An astute commenter pointed out that I misread the numbers in the paper on sleep and fat loss. I wrote that out of the total 3.0 kg lost, the high-sleep group lost 2.4 kg as fat, and the low-sleep group lost 1.4 kg of fat out of 2.9 kg total.
In fact, the high-sleep group lost 1.4 out of 2.9 kg as fat, and the low-sleep group lost 0.6 out of 3.0 kg as fat. So I got the numbers all mixed up. Sorry for the mistake. The main point of the post still stands though: sleep deprivation negatively influences body composition.
The correct numbers are even more interesting than the ones I made up. Even in the high-sleep group, nearly half the body weight lost by simple calorie restriction was lean mass. That doesn't make calorie restriction look very good!
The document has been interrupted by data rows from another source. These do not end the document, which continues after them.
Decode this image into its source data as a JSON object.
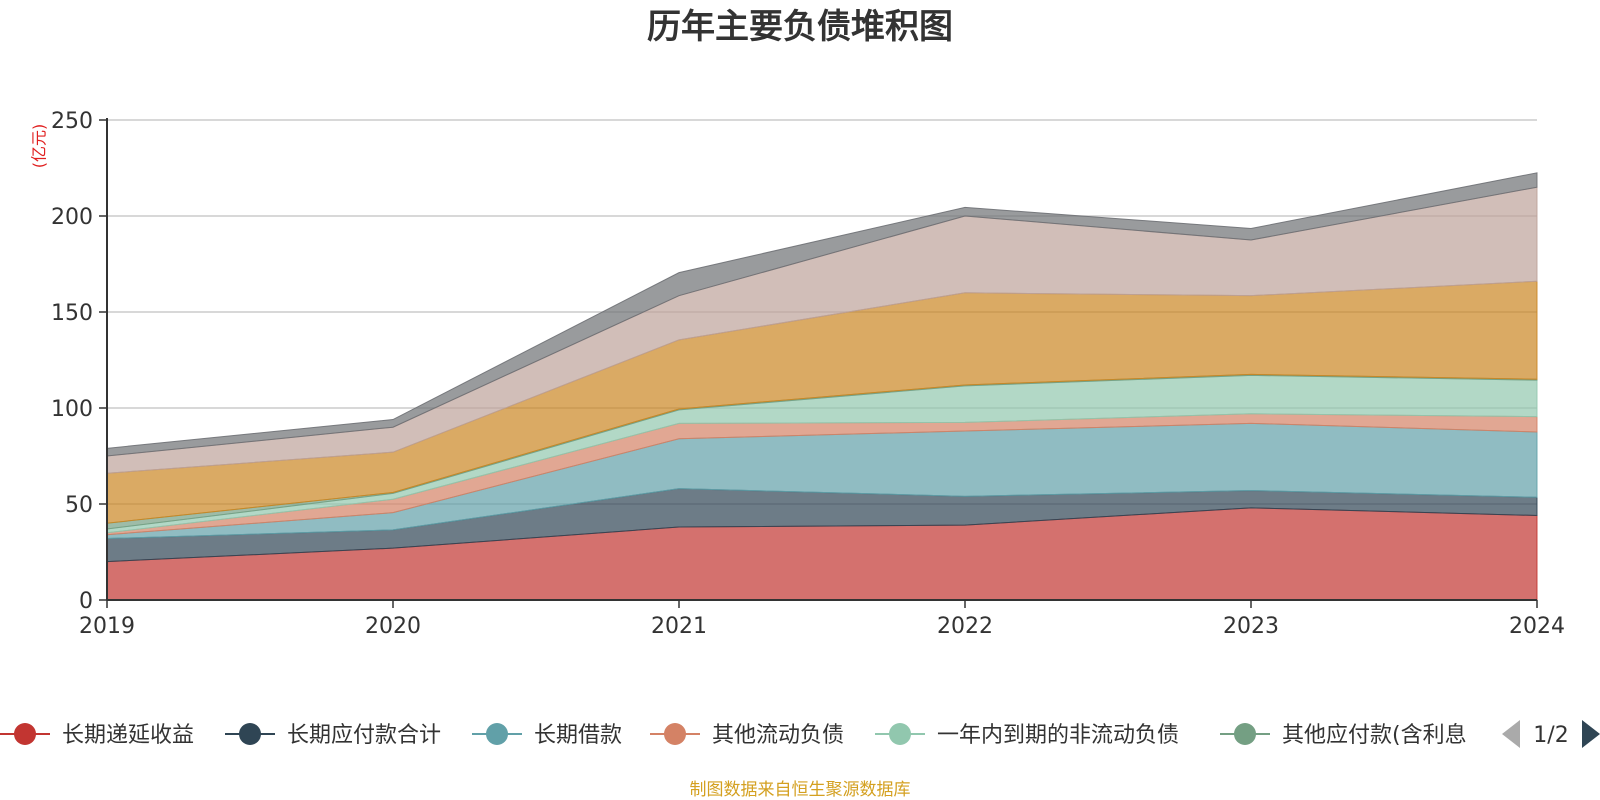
{
  "chart_data": {
    "type": "area",
    "stacked": true,
    "title": "历年主要负债堆积图",
    "unit_label": "(亿元)",
    "x": [
      "2019",
      "2020",
      "2021",
      "2022",
      "2023",
      "2024"
    ],
    "ylim": [
      0,
      250
    ],
    "yticks": [
      0,
      50,
      100,
      150,
      200,
      250
    ],
    "grid": true,
    "series": [
      {
        "name": "长期递延收益",
        "color": "#c23531",
        "values": [
          20,
          27,
          38,
          39,
          48,
          44
        ]
      },
      {
        "name": "长期应付款合计",
        "color": "#2f4554",
        "values": [
          12,
          9.5,
          20,
          15,
          9,
          9.5
        ]
      },
      {
        "name": "长期借款",
        "color": "#61a0a8",
        "values": [
          2,
          9,
          26,
          34,
          35,
          34
        ]
      },
      {
        "name": "其他流动负债",
        "color": "#d48265",
        "values": [
          1,
          7,
          8,
          4.5,
          5,
          8
        ]
      },
      {
        "name": "一年内到期的非流动负债",
        "color": "#91c7ae",
        "values": [
          2,
          3,
          7,
          19,
          20,
          19
        ]
      },
      {
        "name": "其他应付款(含利息和股利)",
        "color": "#749f83",
        "values": [
          3,
          0.5,
          0.5,
          0.5,
          0.5,
          0.5
        ]
      },
      {
        "name": "",
        "color": "#ca8622",
        "values": [
          26,
          21,
          36,
          48,
          41,
          51
        ]
      },
      {
        "name": "",
        "color": "#bda29a",
        "values": [
          9,
          13,
          23,
          40,
          29,
          49
        ]
      },
      {
        "name": "",
        "color": "#6e7074",
        "values": [
          4,
          4,
          12,
          4.5,
          6,
          7.5
        ]
      }
    ],
    "legend": {
      "position": "bottom",
      "visible_items": [
        "长期递延收益",
        "长期应付款合计",
        "长期借款",
        "其他流动负债",
        "一年内到期的非流动负债",
        "其他应付款(含利息"
      ],
      "page": "1/2"
    },
    "source_note": "制图数据来自恒生聚源数据库"
  }
}
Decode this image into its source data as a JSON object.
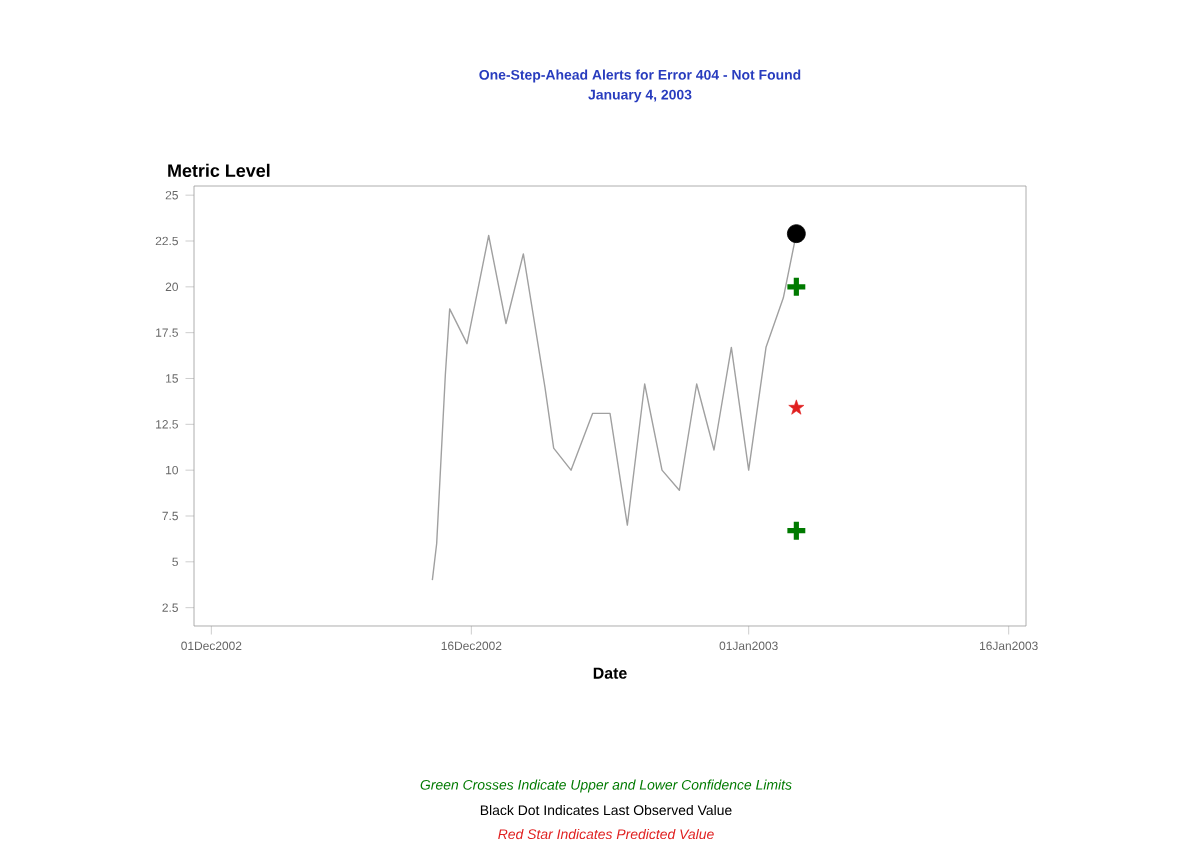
{
  "chart_data": {
    "type": "line",
    "title": "One-Step-Ahead Alerts for Error 404 - Not Found",
    "subtitle": "January 4, 2003",
    "xlabel": "Date",
    "ylabel": "Metric Level",
    "xlim": [
      "2002-11-30",
      "2003-01-17"
    ],
    "xticks": [
      {
        "value": "2002-12-01",
        "label": "01Dec2002"
      },
      {
        "value": "2002-12-16",
        "label": "16Dec2002"
      },
      {
        "value": "2003-01-01",
        "label": "01Jan2003"
      },
      {
        "value": "2003-01-16",
        "label": "16Jan2003"
      }
    ],
    "ylim": [
      1.5,
      25.5
    ],
    "yticks": [
      2.5,
      5,
      7.5,
      10,
      12.5,
      15,
      17.5,
      20,
      22.5,
      25
    ],
    "grid": false,
    "series": [
      {
        "marker": "none",
        "line_style": "solid",
        "color": "#a0a0a0",
        "x": [
          "2002-12-13T18:00",
          "2002-12-14",
          "2002-12-14T12:00",
          "2002-12-14T18:00",
          "2002-12-15T18:00",
          "2002-12-17",
          "2002-12-18",
          "2002-12-19",
          "2002-12-20T06:00",
          "2002-12-20T18:00",
          "2002-12-21T18:00",
          "2002-12-23",
          "2002-12-24",
          "2002-12-25",
          "2002-12-26",
          "2002-12-27",
          "2002-12-28",
          "2002-12-29",
          "2002-12-30",
          "2002-12-31",
          "2003-01-01",
          "2003-01-02",
          "2003-01-03",
          "2003-01-03T18:00"
        ],
        "values": [
          4,
          6,
          15.2,
          18.8,
          16.9,
          22.8,
          18,
          21.8,
          14.5,
          11.2,
          10,
          13.1,
          13.1,
          7,
          14.7,
          10,
          8.9,
          14.7,
          11.1,
          16.7,
          10,
          16.7,
          19.4,
          22.9
        ]
      },
      {
        "type": "scatter",
        "marker": "cross",
        "color": "#007a00",
        "x": [
          "2003-01-03T18:00",
          "2003-01-03T18:00"
        ],
        "values": [
          20,
          6.7
        ]
      },
      {
        "type": "scatter",
        "marker": "circle",
        "color": "#000000",
        "x": [
          "2003-01-03T18:00"
        ],
        "values": [
          22.9
        ]
      },
      {
        "type": "scatter",
        "marker": "star",
        "color": "#e02020",
        "x": [
          "2003-01-03T18:00"
        ],
        "values": [
          13.4
        ]
      }
    ],
    "annotations": [
      "*Green Crosses Indicate Upper and Lower Confidence Limits*",
      "Black Dot Indicates Last Observed Value",
      "*Red Star Indicates Predicted Value*"
    ]
  }
}
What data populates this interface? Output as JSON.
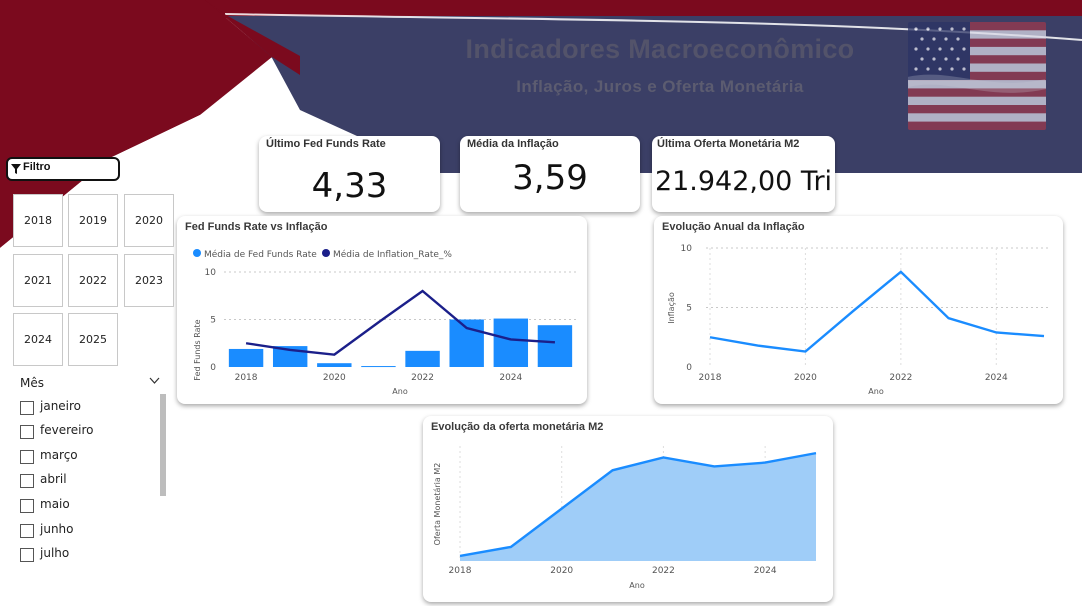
{
  "header": {
    "title": "Indicadores Macroeconômico",
    "subtitle": "Inflação, Juros e Oferta Monetária",
    "flag_icon": "us-flag-icon"
  },
  "colors": {
    "maroon": "#7b0a1e",
    "navy": "#3b3f66",
    "bar_blue": "#1a8cff",
    "line_navy": "#1b1f8a",
    "area_fill": "#9fcdf8"
  },
  "kpis": [
    {
      "label": "Último Fed Funds Rate",
      "value": "4,33"
    },
    {
      "label": "Média da Inflação",
      "value": "3,59"
    },
    {
      "label": "Última Oferta Monetária M2",
      "value": "21.942,00 Tri"
    }
  ],
  "filter": {
    "label": "Filtro",
    "years": [
      "2018",
      "2019",
      "2020",
      "2021",
      "2022",
      "2023",
      "2024",
      "2025"
    ],
    "month_title": "Mês",
    "months": [
      "janeiro",
      "fevereiro",
      "março",
      "abril",
      "maio",
      "junho",
      "julho"
    ]
  },
  "chart_data": [
    {
      "type": "bar",
      "title": "Fed Funds Rate vs Inflação",
      "xlabel": "Ano",
      "ylabel": "Fed Funds Rate",
      "x": [
        2018,
        2019,
        2020,
        2021,
        2022,
        2023,
        2024,
        2025
      ],
      "x_ticks": [
        "2018",
        "2020",
        "2022",
        "2024"
      ],
      "y_ticks": [
        "0",
        "5",
        "10"
      ],
      "ylim": [
        0,
        10
      ],
      "legend_position": "top-left",
      "series": [
        {
          "name": "Média de Fed Funds Rate",
          "type": "bar",
          "values": [
            1.9,
            2.2,
            0.4,
            0.1,
            1.7,
            5.0,
            5.1,
            4.4
          ]
        },
        {
          "name": "Média de Inflation_Rate_%",
          "type": "line",
          "values": [
            2.5,
            1.8,
            1.3,
            4.7,
            8.0,
            4.1,
            2.9,
            2.6
          ]
        }
      ]
    },
    {
      "type": "line",
      "title": "Evolução Anual da Inflação",
      "xlabel": "Ano",
      "ylabel": "Inflação",
      "x": [
        2018,
        2019,
        2020,
        2021,
        2022,
        2023,
        2024,
        2025
      ],
      "x_ticks": [
        "2018",
        "2020",
        "2022",
        "2024"
      ],
      "y_ticks": [
        "0",
        "5",
        "10"
      ],
      "ylim": [
        0,
        10
      ],
      "values": [
        2.5,
        1.8,
        1.3,
        4.7,
        8.0,
        4.1,
        2.9,
        2.6
      ]
    },
    {
      "type": "area",
      "title": "Evolução da oferta monetária M2",
      "xlabel": "Ano",
      "ylabel": "Oferta Monetária M2",
      "x": [
        2018,
        2019,
        2020,
        2021,
        2022,
        2023,
        2024,
        2025
      ],
      "x_ticks": [
        "2018",
        "2020",
        "2022",
        "2024"
      ],
      "ylim": [
        13500,
        22500
      ],
      "values": [
        13900,
        14600,
        17600,
        20600,
        21600,
        20900,
        21200,
        21942
      ]
    }
  ]
}
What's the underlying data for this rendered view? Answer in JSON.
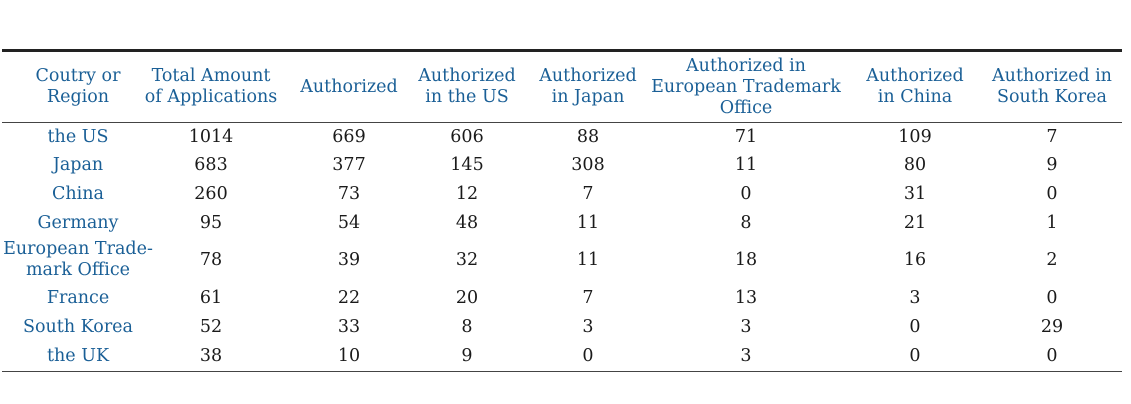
{
  "table": {
    "headers": [
      [
        "Coutry or",
        "Region"
      ],
      [
        "Total Amount",
        "of Applications"
      ],
      [
        "Authorized"
      ],
      [
        "Authorized",
        "in the US"
      ],
      [
        "Authorized",
        "in Japan"
      ],
      [
        "Authorized in",
        "European Trademark",
        "Office"
      ],
      [
        "Authorized",
        "in China"
      ],
      [
        "Authorized in",
        "South Korea"
      ]
    ],
    "rows": [
      {
        "region": [
          "the US"
        ],
        "values": [
          "1014",
          "669",
          "606",
          "88",
          "71",
          "109",
          "7"
        ]
      },
      {
        "region": [
          "Japan"
        ],
        "values": [
          "683",
          "377",
          "145",
          "308",
          "11",
          "80",
          "9"
        ]
      },
      {
        "region": [
          "China"
        ],
        "values": [
          "260",
          "73",
          "12",
          "7",
          "0",
          "31",
          "0"
        ]
      },
      {
        "region": [
          "Germany"
        ],
        "values": [
          "95",
          "54",
          "48",
          "11",
          "8",
          "21",
          "1"
        ]
      },
      {
        "region": [
          "European Trade-",
          "mark Office"
        ],
        "values": [
          "78",
          "39",
          "32",
          "11",
          "18",
          "16",
          "2"
        ]
      },
      {
        "region": [
          "France"
        ],
        "values": [
          "61",
          "22",
          "20",
          "7",
          "13",
          "3",
          "0"
        ]
      },
      {
        "region": [
          "South Korea"
        ],
        "values": [
          "52",
          "33",
          "8",
          "3",
          "3",
          "0",
          "29"
        ]
      },
      {
        "region": [
          "the UK"
        ],
        "values": [
          "38",
          "10",
          "9",
          "0",
          "3",
          "0",
          "0"
        ]
      }
    ]
  }
}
In the sleep-deprived group, 80% of the weight lost by calorie restriction came out of lean mass. Ouch!
That illustrates one of the reasons why I'm skeptical of simple calorie restriction as a means of fat loss. When the body "wants" to be fat, it will sacrifice lean mass to preserve fat tissue. For example, the genetically obese Zucker rat cannot be starved thin. If you try to put it on a severe calorie-restricted diet, it will literally die fat because it will cannibalize its own lean mass (muscle, heart, brain, etc.) to spare the fat. That's an extreme example, but it illustrates the point.
The key is not only to balance energy intake with expenditure (which the brain does automatically when it's working correctly), but to allocate energy appropriately to lean and fat mass.